According to one girl name Erica Griffin (you can google her up. her reviews and explanations on details are really based on her on research and measrements and not from internet available information)
Right, according to her, AMOLED actually has more accurate colour gamut compared to IPS screen
What happened in previous Galaxy phones was that Samsung had deliberately oversaturated the colours. So when people say Galaxy S3 is oversaturated, they're right, but it's not AMOLED's fault, it's the software's fault.
But since Galaxy S4, Samsung had leave the colour meters "more natural" on the colour gamut, according to the results of the colour meter measurements done by her.

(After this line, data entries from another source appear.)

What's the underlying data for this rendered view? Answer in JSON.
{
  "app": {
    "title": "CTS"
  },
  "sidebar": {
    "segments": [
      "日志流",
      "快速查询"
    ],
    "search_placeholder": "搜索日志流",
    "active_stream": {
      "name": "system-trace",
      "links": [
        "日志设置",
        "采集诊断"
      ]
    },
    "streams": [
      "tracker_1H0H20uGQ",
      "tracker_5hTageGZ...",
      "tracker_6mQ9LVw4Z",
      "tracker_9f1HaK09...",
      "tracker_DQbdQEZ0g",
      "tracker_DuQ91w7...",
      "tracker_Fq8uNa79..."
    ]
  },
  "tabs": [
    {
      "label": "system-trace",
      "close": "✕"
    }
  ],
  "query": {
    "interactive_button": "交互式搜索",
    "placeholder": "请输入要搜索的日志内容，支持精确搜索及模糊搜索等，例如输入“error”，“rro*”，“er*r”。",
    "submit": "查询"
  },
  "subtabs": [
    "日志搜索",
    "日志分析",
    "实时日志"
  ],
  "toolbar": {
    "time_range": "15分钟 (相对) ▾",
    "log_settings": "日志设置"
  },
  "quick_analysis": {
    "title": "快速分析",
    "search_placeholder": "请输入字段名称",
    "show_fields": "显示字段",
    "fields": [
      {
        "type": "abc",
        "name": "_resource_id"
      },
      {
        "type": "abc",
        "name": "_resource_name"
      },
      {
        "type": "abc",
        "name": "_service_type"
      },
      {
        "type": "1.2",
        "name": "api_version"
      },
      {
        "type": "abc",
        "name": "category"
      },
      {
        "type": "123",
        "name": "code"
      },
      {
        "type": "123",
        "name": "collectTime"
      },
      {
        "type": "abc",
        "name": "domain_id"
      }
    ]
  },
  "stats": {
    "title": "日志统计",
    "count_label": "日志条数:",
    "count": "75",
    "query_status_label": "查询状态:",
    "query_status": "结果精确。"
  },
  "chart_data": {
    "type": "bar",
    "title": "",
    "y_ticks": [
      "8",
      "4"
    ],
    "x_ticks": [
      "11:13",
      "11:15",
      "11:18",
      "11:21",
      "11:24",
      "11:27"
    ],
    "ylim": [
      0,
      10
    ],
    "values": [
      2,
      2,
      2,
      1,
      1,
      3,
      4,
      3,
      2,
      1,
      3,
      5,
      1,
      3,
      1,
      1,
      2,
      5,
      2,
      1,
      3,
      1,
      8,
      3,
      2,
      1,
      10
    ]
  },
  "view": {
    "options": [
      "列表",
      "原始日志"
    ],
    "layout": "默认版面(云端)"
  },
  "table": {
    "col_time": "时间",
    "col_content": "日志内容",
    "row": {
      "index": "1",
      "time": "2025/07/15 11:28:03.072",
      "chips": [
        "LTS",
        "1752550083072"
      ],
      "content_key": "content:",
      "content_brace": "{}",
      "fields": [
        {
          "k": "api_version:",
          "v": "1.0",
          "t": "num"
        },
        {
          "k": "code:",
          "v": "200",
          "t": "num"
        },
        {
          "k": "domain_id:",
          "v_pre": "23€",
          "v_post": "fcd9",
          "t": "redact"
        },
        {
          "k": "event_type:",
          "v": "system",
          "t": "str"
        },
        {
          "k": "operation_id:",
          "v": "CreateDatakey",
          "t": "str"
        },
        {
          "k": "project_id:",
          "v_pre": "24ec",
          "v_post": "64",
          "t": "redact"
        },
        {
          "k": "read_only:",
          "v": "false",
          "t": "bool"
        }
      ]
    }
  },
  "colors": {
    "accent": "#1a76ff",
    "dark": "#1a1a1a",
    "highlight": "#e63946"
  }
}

Now, on the LCD, the colour gamut is actually narrower than the colour gamut on AMOLED (the wider the colour gamut, the more accurate the colour is according to true colours that human eyes can see). If LCD on natural colour meter mode were to put side by side to AMOLED, it will look as if LCD is undersaturated.
So what most manufacturers do was, they try to emulate AMOLED screen by oversaturating the colours! This is done by deliberately adjusting the colour meters to a more saturated ones (LG G2 according to her colour meter measurements), or by deliberately adjusting the gamma output put make it more saturated (HTC One and Z Ultra). Oversaturating means no more accurate colours, because at some more you will see too dark, and some part you will see too bright compared to the original colour.
So actually what we consumers see as "Good Colour Quality" is actually over saturation of colours, except Galaxy S4 and Note 3 and perhaps newer Galaxy series. Manufacturers found out we actually like oversaturated colours. We can say we like more natural colours but the moment we like what Triluminus or HTC One display, that's actually over saturated colours.
But the downside of AMOLED is that it's not suitable for heavy users, as the screen will degrade overtime due to how the sub pixel works and it's not preventable, according to her.